The yen hit a six-month low against the dollar on Wednesday, as Japanese importers and offshore players sold the currency, bringing it closer to testing a key technical level. The yen extended its losses in the wake of the Bank of Japan's surprise monetary easing last week, with the dollar rising above 80.00 yen for the first time since August 2011, when the greenback rose to as high as 80.25 yen.
"There has been constant dollar buying recently from Japanese importers," said a trader for a Japanese bank in Singapore, adding that such flows as well as dollar buying by offshore players helped pushed dollar/yen higher on Wednesday. The dollar rose 0.4 percent to 80.04 yen, having risen to as high as around 80.08 yen at one point on trading platform EBS. Traders said dollar-selling orders from Japanese exporters helped to curb the dollar's rise.
The yen also retreated on the crosses, with the Australian dollar climbing 0.5 percent to 85.35 yen and the euro rising 0.4 percent to 105.96 yen. The dollar has risen roughly 5 percent against the yen so far in February, putting it on track for its biggest monthly percentage gain since March 2010.
In addition to the BoJ's monetary easing, the yen has come under pressure this month after data showed that Japan's current account surplus - a major and constant support for the yen - fell to a 15-year low last year.
The dollar has not managed to stay above the weekly Ichimoku cloud for any sustained period since mid-2007, and a breach of that resistance could give the dollar additional momentum against the yen. The dollar has clawed above the bottom of the cloud at 79.73 yen, and faces more resistance at the cloud top, which comes in at 80.94 this week.
Although the euro rose against the yen, the single currency struggled to make headway against the dollar, having retreated from near two-week highs hit the previous day as optimism over the long-awaited Greek bailout deal quickly gave way to concerns about economic growth and implementation risks.
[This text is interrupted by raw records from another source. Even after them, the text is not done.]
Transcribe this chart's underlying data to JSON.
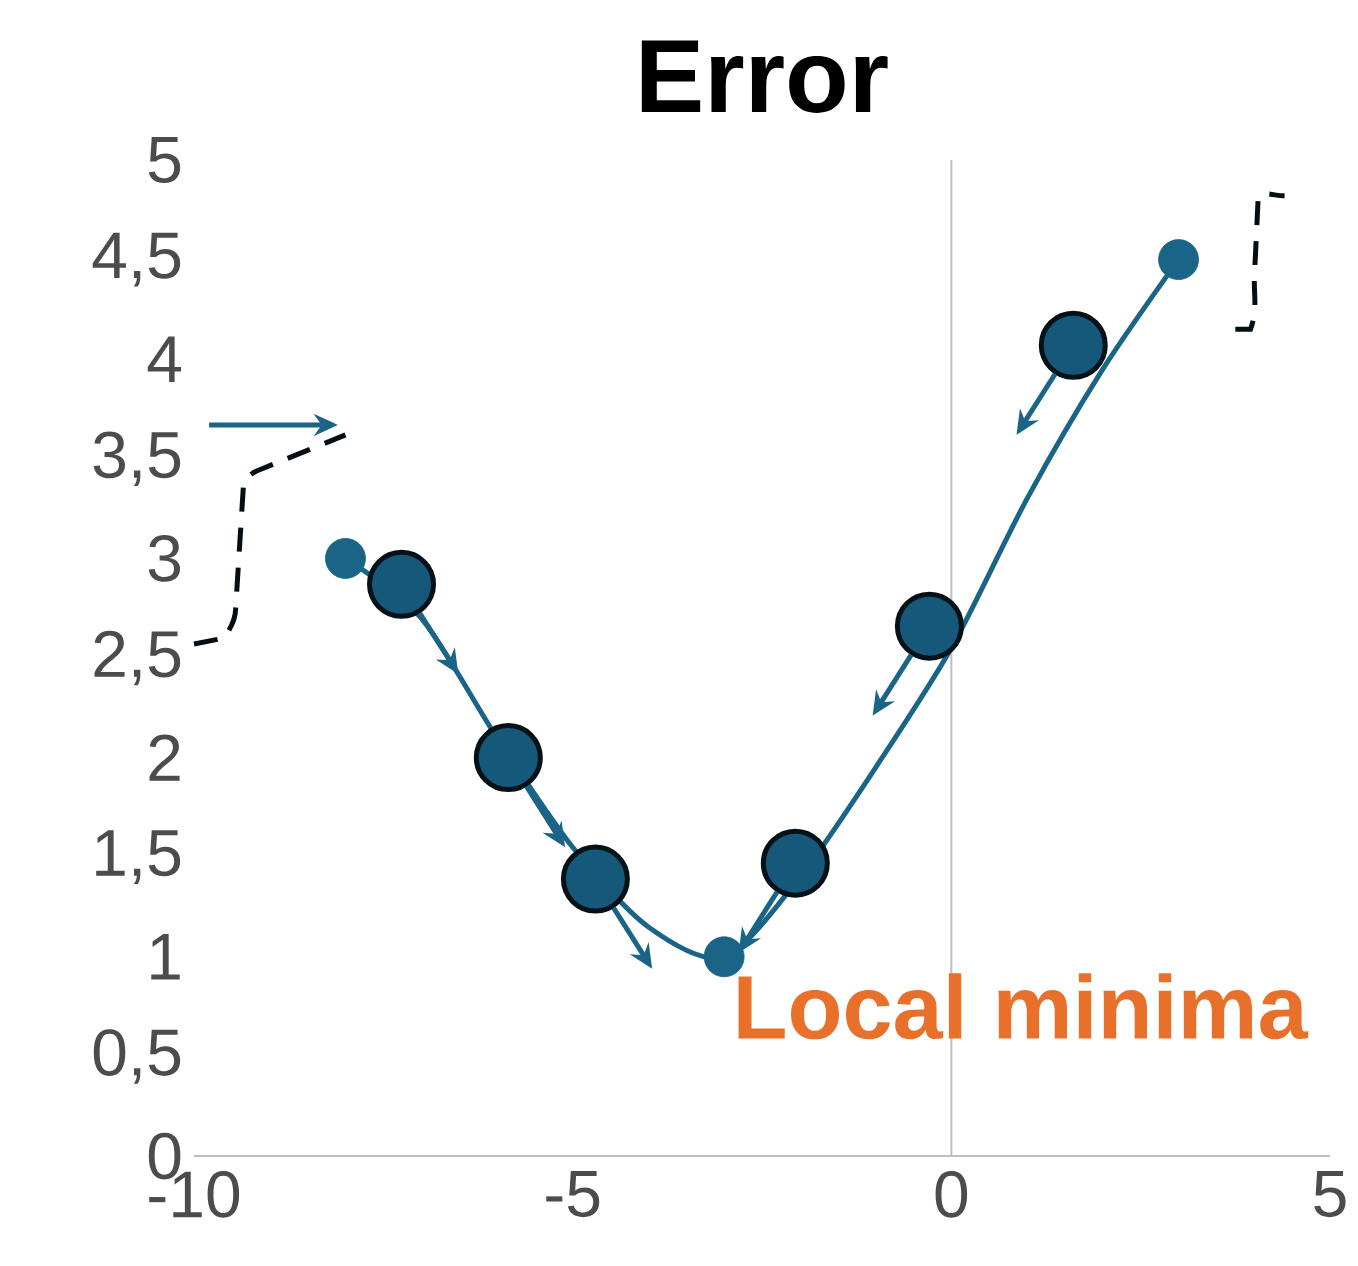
{
  "chart_data": {
    "type": "line",
    "title": "Error",
    "xlim": [
      -10,
      5
    ],
    "ylim": [
      0,
      5
    ],
    "xticks": [
      -10,
      -5,
      0,
      5
    ],
    "yticks": [
      0,
      {
        "value": 0.5,
        "label": "0,5"
      },
      1,
      {
        "value": 1.5,
        "label": "1,5"
      },
      2,
      {
        "value": 2.5,
        "label": "2,5"
      },
      3,
      {
        "value": 3.5,
        "label": "3,5"
      },
      4,
      {
        "value": 4.5,
        "label": "4,5"
      },
      5
    ],
    "grid": false,
    "series": [
      {
        "color": "#1a6587",
        "marker": "none",
        "x": [
          -8,
          -7,
          -6,
          -5,
          -4,
          -3,
          -2,
          -1,
          0,
          1,
          2,
          3
        ],
        "values": [
          3,
          2.7,
          2.1,
          1.55,
          1.15,
          1,
          1.4,
          1.95,
          2.55,
          3.3,
          3.95,
          4.5
        ]
      },
      {
        "type": "scatter",
        "color": "#1a6587",
        "marker": "circle",
        "x": [
          -8,
          -3,
          3
        ],
        "values": [
          3,
          1,
          4.5
        ]
      },
      {
        "type": "scatter",
        "color": "#16587a",
        "marker": "circle",
        "x": [
          -7.26,
          -5.85,
          -4.7,
          -2.06,
          -0.29,
          1.61
        ],
        "values": [
          2.87,
          2.0,
          1.39,
          1.47,
          2.66,
          4.07
        ]
      }
    ],
    "ref_lines": [
      {
        "axis": "x",
        "value": 0,
        "color": "#bfbfbf"
      }
    ],
    "annotations": [
      {
        "text": "Local minima",
        "x": -3,
        "y": 1
      }
    ]
  }
}
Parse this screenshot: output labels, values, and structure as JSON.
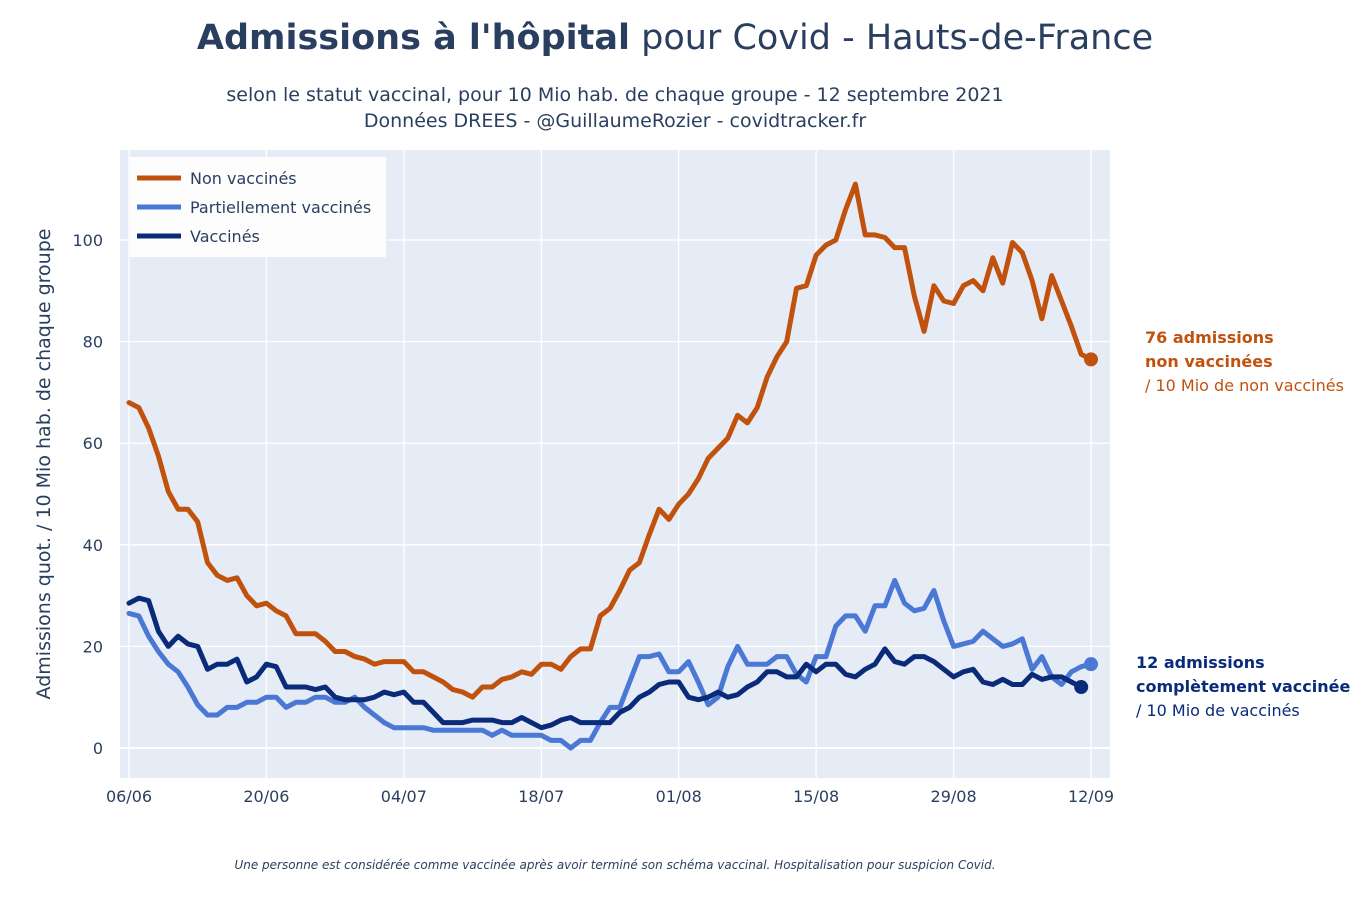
{
  "title": {
    "bold": "Admissions à l'hôpital",
    "rest": " pour Covid - Hauts-de-France"
  },
  "subtitle": {
    "line1": "selon le statut vaccinal, pour 10 Mio hab. de chaque groupe - 12 septembre 2021",
    "line2": "Données DREES - @GuillaumeRozier - covidtracker.fr"
  },
  "footnote": "Une personne est considérée comme vaccinée après avoir terminé son schéma vaccinal. Hospitalisation pour suspicion Covid.",
  "annotations": {
    "unvaccinated": {
      "line1": "76 admissions",
      "line2": "non vaccinées",
      "line3": "/ 10 Mio de non vaccinés",
      "color": "#c1520e"
    },
    "vaccinated": {
      "line1": "12 admissions",
      "line2": "complètement vaccinée",
      "line3": "/ 10 Mio de vaccinés",
      "color": "#0a2a7a"
    }
  },
  "chart_data": {
    "type": "line",
    "ylabel": "Admissions quot. / 10 Mio hab. de chaque groupe",
    "xlabel": "",
    "ylim": [
      -5,
      117
    ],
    "yticks": [
      0,
      20,
      40,
      60,
      80,
      100
    ],
    "x_start_date": "2021-06-06",
    "x_end_date": "2021-09-12",
    "xticks": [
      {
        "day": 0,
        "label": "06/06"
      },
      {
        "day": 14,
        "label": "20/06"
      },
      {
        "day": 28,
        "label": "04/07"
      },
      {
        "day": 42,
        "label": "18/07"
      },
      {
        "day": 56,
        "label": "01/08"
      },
      {
        "day": 70,
        "label": "15/08"
      },
      {
        "day": 84,
        "label": "29/08"
      },
      {
        "day": 98,
        "label": "12/09"
      }
    ],
    "legend_position": "top-left",
    "grid": true,
    "series": [
      {
        "name": "Non vaccinés",
        "color": "#c1520e",
        "values": [
          68,
          67,
          63,
          57.5,
          50.5,
          47,
          47,
          44.5,
          36.5,
          34,
          33,
          33.5,
          30,
          28,
          28.5,
          27,
          26,
          22.5,
          22.5,
          22.5,
          21,
          19,
          19,
          18,
          17.5,
          16.5,
          17,
          17,
          17,
          15,
          15,
          14,
          13,
          11.5,
          11,
          10,
          12,
          12,
          13.5,
          14,
          15,
          14.5,
          16.5,
          16.5,
          15.5,
          18,
          19.5,
          19.5,
          26,
          27.5,
          31,
          35,
          36.5,
          42,
          47,
          45,
          48,
          50,
          53,
          57,
          59,
          61,
          65.5,
          64,
          67,
          73,
          77,
          80,
          90.5,
          91,
          97,
          99,
          100,
          106,
          111,
          101,
          101,
          100.5,
          98.5,
          98.5,
          89,
          82,
          91,
          88,
          87.5,
          91,
          92,
          90,
          96.5,
          91.5,
          99.5,
          97.5,
          92,
          84.5,
          93,
          88,
          83,
          77.5,
          76.5
        ]
      },
      {
        "name": "Partiellement vaccinés",
        "color": "#4a78d4",
        "values": [
          26.5,
          26,
          22,
          19,
          16.5,
          15,
          12,
          8.5,
          6.5,
          6.5,
          8,
          8,
          9,
          9,
          10,
          10,
          8,
          9,
          9,
          10,
          10,
          9,
          9,
          10,
          8,
          6.5,
          5,
          4,
          4,
          4,
          4,
          3.5,
          3.5,
          3.5,
          3.5,
          3.5,
          3.5,
          2.5,
          3.5,
          2.5,
          2.5,
          2.5,
          2.5,
          1.5,
          1.5,
          0,
          1.5,
          1.5,
          5,
          8,
          8,
          13,
          18,
          18,
          18.5,
          15,
          15,
          17,
          13,
          8.5,
          10,
          16,
          20,
          16.5,
          16.5,
          16.5,
          18,
          18,
          14.5,
          13,
          18,
          18,
          24,
          26,
          26,
          23,
          28,
          28,
          33,
          28.5,
          27,
          27.5,
          31,
          25,
          20,
          20.5,
          21,
          23,
          21.5,
          20,
          20.5,
          21.5,
          15.5,
          18,
          14,
          12.5,
          15,
          16,
          16.5
        ]
      },
      {
        "name": "Vaccinés",
        "color": "#0a2a7a",
        "values": [
          28.5,
          29.5,
          29,
          23,
          20,
          22,
          20.5,
          20,
          15.5,
          16.5,
          16.5,
          17.5,
          13,
          14,
          16.5,
          16,
          12,
          12,
          12,
          11.5,
          12,
          10,
          9.5,
          9.5,
          9.5,
          10,
          11,
          10.5,
          11,
          9,
          9,
          7,
          5,
          5,
          5,
          5.5,
          5.5,
          5.5,
          5,
          5,
          6,
          5,
          4,
          4.5,
          5.5,
          6,
          5,
          5,
          5,
          5,
          7,
          8,
          10,
          11,
          12.5,
          13,
          13,
          10,
          9.5,
          10,
          11,
          10,
          10.5,
          12,
          13,
          15,
          15,
          14,
          14,
          16.5,
          15,
          16.5,
          16.5,
          14.5,
          14,
          15.5,
          16.5,
          19.5,
          17,
          16.5,
          18,
          18,
          17,
          15.5,
          14,
          15,
          15.5,
          13,
          12.5,
          13.5,
          12.5,
          12.5,
          14.5,
          13.5,
          14,
          14,
          13,
          12
        ]
      }
    ]
  }
}
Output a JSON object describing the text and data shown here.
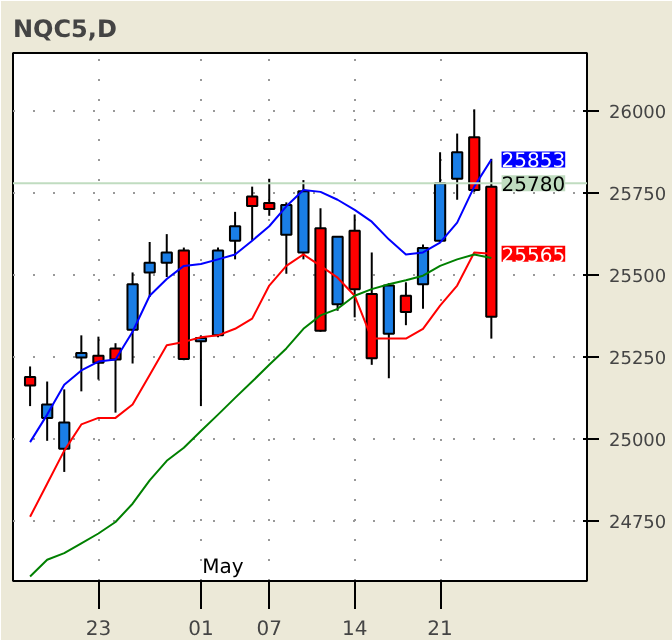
{
  "chart_data": {
    "type": "candlestick",
    "title": "NQC5,D",
    "categories": [
      null,
      null,
      null,
      null,
      "23",
      null,
      null,
      null,
      null,
      null,
      "01",
      null,
      null,
      null,
      "07",
      null,
      null,
      null,
      null,
      "14",
      null,
      null,
      null,
      null,
      "21",
      null,
      null,
      null
    ],
    "ohlc": [
      [
        25189,
        25221,
        25100,
        25163
      ],
      [
        25064,
        25175,
        24994,
        25105
      ],
      [
        24970,
        25151,
        24899,
        25050
      ],
      [
        25248,
        25316,
        25145,
        25262
      ],
      [
        25254,
        25312,
        25181,
        25232
      ],
      [
        25276,
        25292,
        25080,
        25242
      ],
      [
        25333,
        25508,
        25230,
        25472
      ],
      [
        25508,
        25601,
        25433,
        25538
      ],
      [
        25538,
        25625,
        25494,
        25569
      ],
      [
        25575,
        25584,
        25240,
        25244
      ],
      [
        25298,
        25316,
        25100,
        25308
      ],
      [
        25316,
        25584,
        25310,
        25575
      ],
      [
        25605,
        25693,
        25548,
        25649
      ],
      [
        25740,
        25770,
        25605,
        25711
      ],
      [
        25720,
        25794,
        25681,
        25702
      ],
      [
        25623,
        25722,
        25504,
        25714
      ],
      [
        25569,
        25790,
        25548,
        25756
      ],
      [
        25643,
        25704,
        25327,
        25330
      ],
      [
        25411,
        25617,
        25391,
        25617
      ],
      [
        25635,
        25685,
        25371,
        25457
      ],
      [
        25442,
        25569,
        25226,
        25246
      ],
      [
        25321,
        25475,
        25185,
        25468
      ],
      [
        25437,
        25478,
        25347,
        25387
      ],
      [
        25472,
        25593,
        25397,
        25583
      ],
      [
        25605,
        25875,
        25600,
        25780
      ],
      [
        25794,
        25932,
        25730,
        25875
      ],
      [
        25921,
        26006,
        25754,
        25760
      ],
      [
        25770,
        25855,
        25306,
        25373
      ]
    ],
    "colors": [
      "#ff0000",
      "#1a7ee6",
      "#1a7ee6",
      "#1a7ee6",
      "#ff0000",
      "#ff0000",
      "#1a7ee6",
      "#1a7ee6",
      "#1a7ee6",
      "#ff0000",
      "#1a7ee6",
      "#1a7ee6",
      "#1a7ee6",
      "#ff0000",
      "#ff0000",
      "#1a7ee6",
      "#1a7ee6",
      "#ff0000",
      "#1a7ee6",
      "#ff0000",
      "#ff0000",
      "#1a7ee6",
      "#ff0000",
      "#1a7ee6",
      "#1a7ee6",
      "#1a7ee6",
      "#ff0000",
      "#ff0000"
    ],
    "series": [
      {
        "type": "line",
        "color": "#0000ff",
        "value_labels": [
          null,
          null,
          null,
          null,
          null,
          null,
          null,
          null,
          null,
          null,
          null,
          null,
          null,
          null,
          null,
          null,
          null,
          null,
          null,
          null,
          null,
          null,
          null,
          null,
          null,
          null,
          null,
          "25853"
        ],
        "values": [
          24990,
          25074,
          25165,
          25209,
          25236,
          25242,
          25327,
          25437,
          25488,
          25528,
          25534,
          25548,
          25563,
          25605,
          25649,
          25710,
          25760,
          25754,
          25730,
          25699,
          25663,
          25609,
          25563,
          25569,
          25599,
          25660,
          25770,
          25853
        ]
      },
      {
        "type": "line",
        "color": "#ff0000",
        "value_labels": [
          null,
          null,
          null,
          null,
          null,
          null,
          null,
          null,
          null,
          null,
          null,
          null,
          null,
          null,
          null,
          null,
          null,
          null,
          null,
          null,
          null,
          null,
          null,
          null,
          null,
          null,
          null,
          "25565"
        ],
        "values": [
          24762,
          24863,
          24964,
          25044,
          25064,
          25064,
          25105,
          25195,
          25286,
          25296,
          25310,
          25316,
          25336,
          25367,
          25468,
          25528,
          25563,
          25528,
          25492,
          25437,
          25306,
          25306,
          25306,
          25336,
          25407,
          25468,
          25569,
          25565
        ]
      },
      {
        "type": "line",
        "color": "#008000",
        "values": [
          24580,
          24631,
          24651,
          24681,
          24711,
          24746,
          24802,
          24873,
          24933,
          24973,
          25024,
          25074,
          25125,
          25175,
          25226,
          25276,
          25336,
          25377,
          25397,
          25437,
          25457,
          25472,
          25484,
          25498,
          25528,
          25548,
          25563,
          25552
        ]
      }
    ],
    "ylim": [
      24566,
      26178
    ],
    "yticks": [
      24750,
      25000,
      25250,
      25500,
      25750,
      26000
    ],
    "grid": true,
    "line_style": "solid",
    "marker": "none",
    "ref_lines": [
      {
        "axis": "y",
        "value": 25780,
        "label": "25780",
        "color": "#c0dcc0"
      }
    ],
    "annotations": [
      "May"
    ]
  }
}
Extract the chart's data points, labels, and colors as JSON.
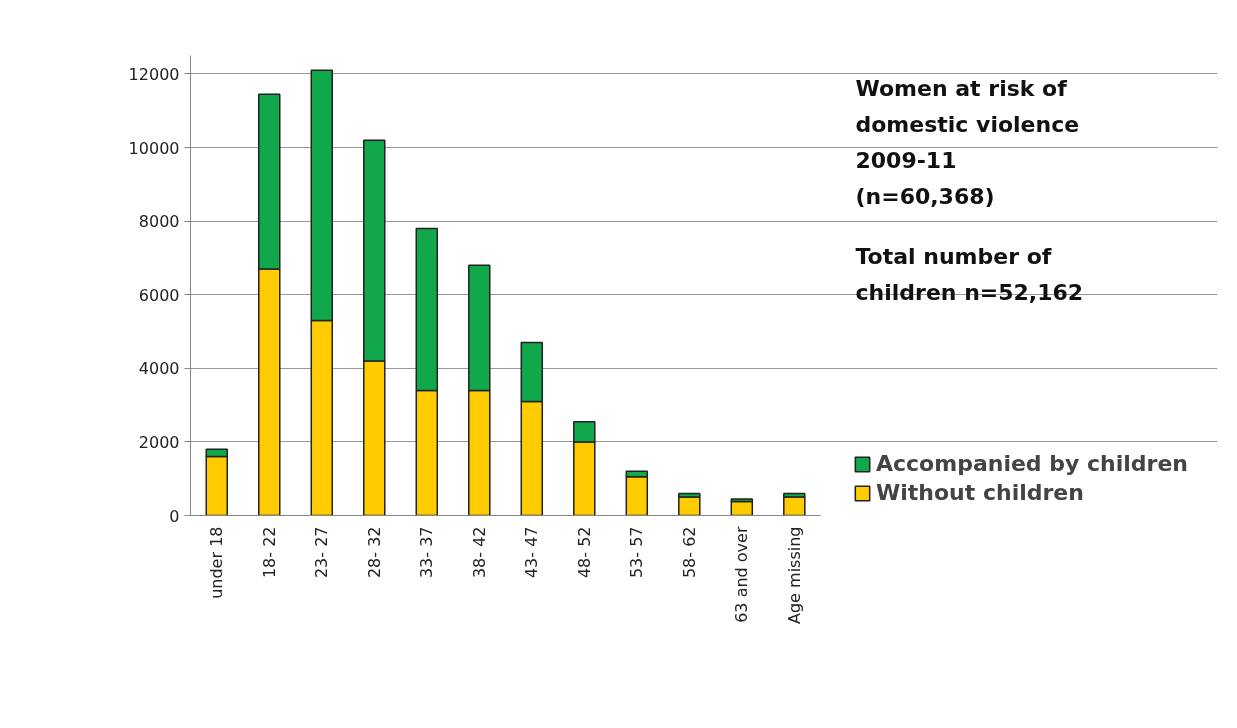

The euro held steady from late US trade on Tuesday at $1.3239, down from Tuesday's high of $1.3293, which was the euro's highest level since February 9. It faces resistance at $1.3308, the 100-day moving average.
"The euro had priced in a lot of the good news, in the sense that it had priced in already some form of agreement," said Mitul Kotecha, head of global foreign exchange strategy for Credit Agricole in Hong Kong. The Australian dollar edged up 0.1 percent to $1.0671, but still remained more than a full cent below this week's high of $1.0817.